Dünya turizminde ilk sıraları işgal eden turizm ülkeleri arasında yer alan Türkiye, şüphesiz kitle turizminin yanı sıra selektif, yani satın alma (tüketim) gücü ve eğilimi yüksek düzeyde olan turistlere de hitap etmek durumundadır. ‘Ucuz turizm ülkesi’ klişesinden çıkmak bu sayede mümkündür.
Ancak en önemli nokta, uluslararası turizm pazarlarında ‘competitive’ olmak, başka bir değişle, rekabet koşullarından yararlanabilmektir. Bu tür bir konumun gerçekleşmesi, kitle turizmi ile selektif turizm arasında denge kurmayı gerekli kılar.
Kaliteye önem ve öncelik vermeden fiyat artışları ile selektif turizme yönelmek yanlış bir tutum olacaktır. ( Bk: Tunay Akoğlu : ‘Türkiye turizminde kalite kontrolu’, Turizm Dosyası, 11 Temmuz 2011 ). Diğer taraftan maliyet fiyatları altında turistik arz fiyatları uygulamak kısa vadede anlamlı gözükse bile, orta ve uzun vadede turizm tesisleri açısından zararlı olabilir.
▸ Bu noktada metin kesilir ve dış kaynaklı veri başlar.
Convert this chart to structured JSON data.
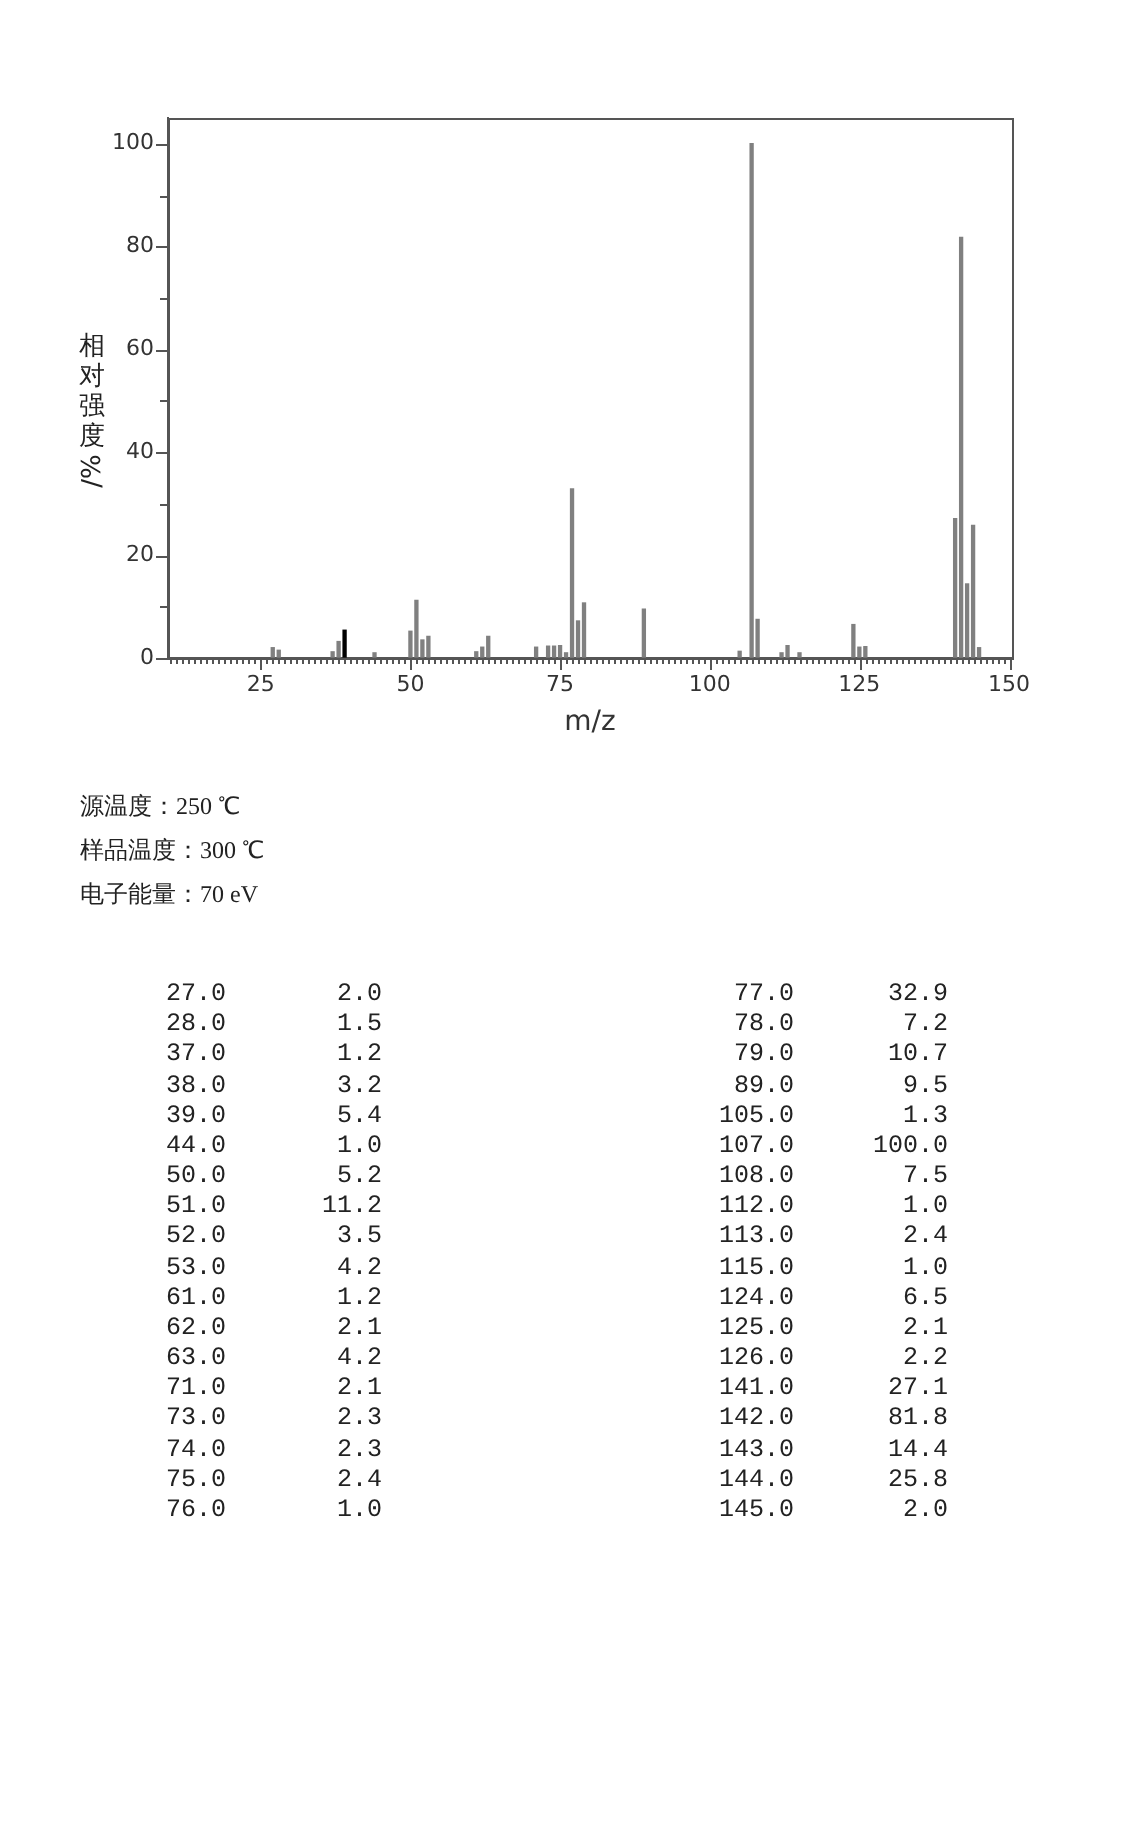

En anlamlı ve en uygun bir turizm fiyat politikası mevsimlere ve tatil dönemlerine göre saptanan ve uygulanan fiyatlarla yürütülebilir. Bunlara paralel olarak sektörde prodüktivite artışı sağlanmalıdır.
Kamu sektörü turizm politikasında yer alması gereken turistik arz ile ilgili önlemler de özel sektör turizm fiyatlarını etkiler. Öncellikle turizm işletmelerinin sabit giderlerini; ucuz alt yapı ve kamu hizmetleri kullanımı, vergi indirimleri, vb gibi tedbirlerle azaltmak daha ‘competitive’ fiyatlar uygulamayı mümkün kılar.
Aile otelleri, tatil köyleri, kırsal turizm tesisleri, Bed and breakfast (BB) otelleri, agro-turizm tesisleri, moteller, kamping, vb işletmeler ile kitle turizmine ağırlık vererek ‘ucuz turizm’ politikası uygulamanın yanı sıra; lüks ve seçkin turlarla, “theme hotels”, butik otellerle, ‘exclusive - private club’ ve sitelerle ( Maldives Adaları gibi), vb tesislerle ve özel ‘event’lerle selektif turizme de yönelmek anlamlı olacaktır. Her iki tür turizmin, özellikle ‘tour operators’ tarafından pazarlanması söz konusudur. Ülkenin ürettiği turistik ürünleri , hangi fiyat düzeyinde olursa olsun, pazarlayıp satacak ulusal ve uluslararası aracılar daima vardır. Önemli olan, onlara çekici ve en uygun turistik arzı sunabilmektir.
Görüldüğü gibi, çetin rekabet koşullarının hakim olduğu turizm pazarlarında, optimum fiyat politikalarının uygulanması kamunun (resmi turizm örgütler, vs) ve özel sektörün (turistik tesisler, turizm işletmeleri , vs) birlikte hareket etmelerini zorunlu kılmaktadır. Dolayısı ile konu, basite indirgenmiş ‘ucuz turizm ülkesi olmaktan çıkalım’ sloganının ötesinde koordinasyonlu bir turizm fiyat politikasını gerektirir.